Honey I shrunk the tin, but charged the same and made a tidy profit
The world is not in a very happy place at the end of 2015. It’s been a gruelling year. If ever there was a Christmas when it was time to spend quality time with your family and friends and remind yourself what you value in life, it is this one.
But the social degenerates in charge of Nestle’s chocolate division are actively making Christmas slightly less merry every year.
Take a look at this pertinent tweet from radio presenter Daniel Fox this morning:
— Daniel Fox (@danielfoxfm) December 16, 2015
Quantity vs Quality Streets
We live in an age of confectionary shrinkage. This year, the £5 tin contains a piddling 756g of chocolate.
This is down from 780g last year, which was a fall from 820g in 2013.
And it gets worse. In 2011 the £5 tin contained a kilo of chocolate. And before that it weighed 1.3kg.
Yes, market forces, yes, inflation, yes cost of production – there are various factors at play. But if these are shaving Nestle’s profit margins unsustainably, then maybe they should put the price up slightly, rather than trying to trick consumers. Do they think people don’t notice?
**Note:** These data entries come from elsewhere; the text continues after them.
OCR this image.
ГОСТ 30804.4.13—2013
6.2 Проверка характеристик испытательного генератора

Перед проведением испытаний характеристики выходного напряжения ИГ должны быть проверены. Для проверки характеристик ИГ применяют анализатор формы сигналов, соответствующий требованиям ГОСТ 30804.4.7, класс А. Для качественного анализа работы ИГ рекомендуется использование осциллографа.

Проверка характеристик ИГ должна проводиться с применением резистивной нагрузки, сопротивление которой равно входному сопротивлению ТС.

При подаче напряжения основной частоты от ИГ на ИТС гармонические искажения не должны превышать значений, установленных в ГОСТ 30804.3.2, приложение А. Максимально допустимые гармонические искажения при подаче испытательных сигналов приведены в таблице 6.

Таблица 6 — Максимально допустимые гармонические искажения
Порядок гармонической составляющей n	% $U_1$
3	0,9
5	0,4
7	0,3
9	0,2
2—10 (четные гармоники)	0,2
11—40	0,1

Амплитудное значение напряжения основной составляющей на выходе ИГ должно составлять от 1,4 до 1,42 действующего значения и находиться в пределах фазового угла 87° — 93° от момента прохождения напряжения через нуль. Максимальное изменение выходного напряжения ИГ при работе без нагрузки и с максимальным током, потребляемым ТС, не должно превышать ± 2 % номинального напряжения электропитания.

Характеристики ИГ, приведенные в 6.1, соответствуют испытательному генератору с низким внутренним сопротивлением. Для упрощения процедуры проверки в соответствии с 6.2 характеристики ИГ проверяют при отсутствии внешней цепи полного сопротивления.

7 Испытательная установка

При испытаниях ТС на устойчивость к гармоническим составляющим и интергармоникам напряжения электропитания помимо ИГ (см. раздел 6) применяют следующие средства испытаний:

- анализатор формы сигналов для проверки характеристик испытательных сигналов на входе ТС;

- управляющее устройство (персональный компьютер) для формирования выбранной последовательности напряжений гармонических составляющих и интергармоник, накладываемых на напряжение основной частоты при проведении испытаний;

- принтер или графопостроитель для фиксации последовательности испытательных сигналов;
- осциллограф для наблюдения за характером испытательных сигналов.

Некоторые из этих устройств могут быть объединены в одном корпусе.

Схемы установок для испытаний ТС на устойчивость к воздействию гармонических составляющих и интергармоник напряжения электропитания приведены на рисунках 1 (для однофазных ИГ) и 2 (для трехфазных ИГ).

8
A quick search on Ebay reveals vintage Quality Street tins stretching back into the previous decades that go all the way up to 3kg in size.
This dog named Toby had to go to the vet after eating an entire 3kg tin of Quality Streets in the early 2000s. He was fine. What a legend.
Metal tin no more
To add insult to injury, this year, Nestle has even abandoned the luxury and wonder of sturdy metal, and had the effrontery to replace it with flimsy and inferior plastic.
Throughout history, metal Quality Street tins have been hoarded by grandmothers, to be saved and eventually used to house glorious Victoria sponge cakes.
No longer. No one’s going to use a crappy plastic tub for a lovingly created confection. It would devalue it.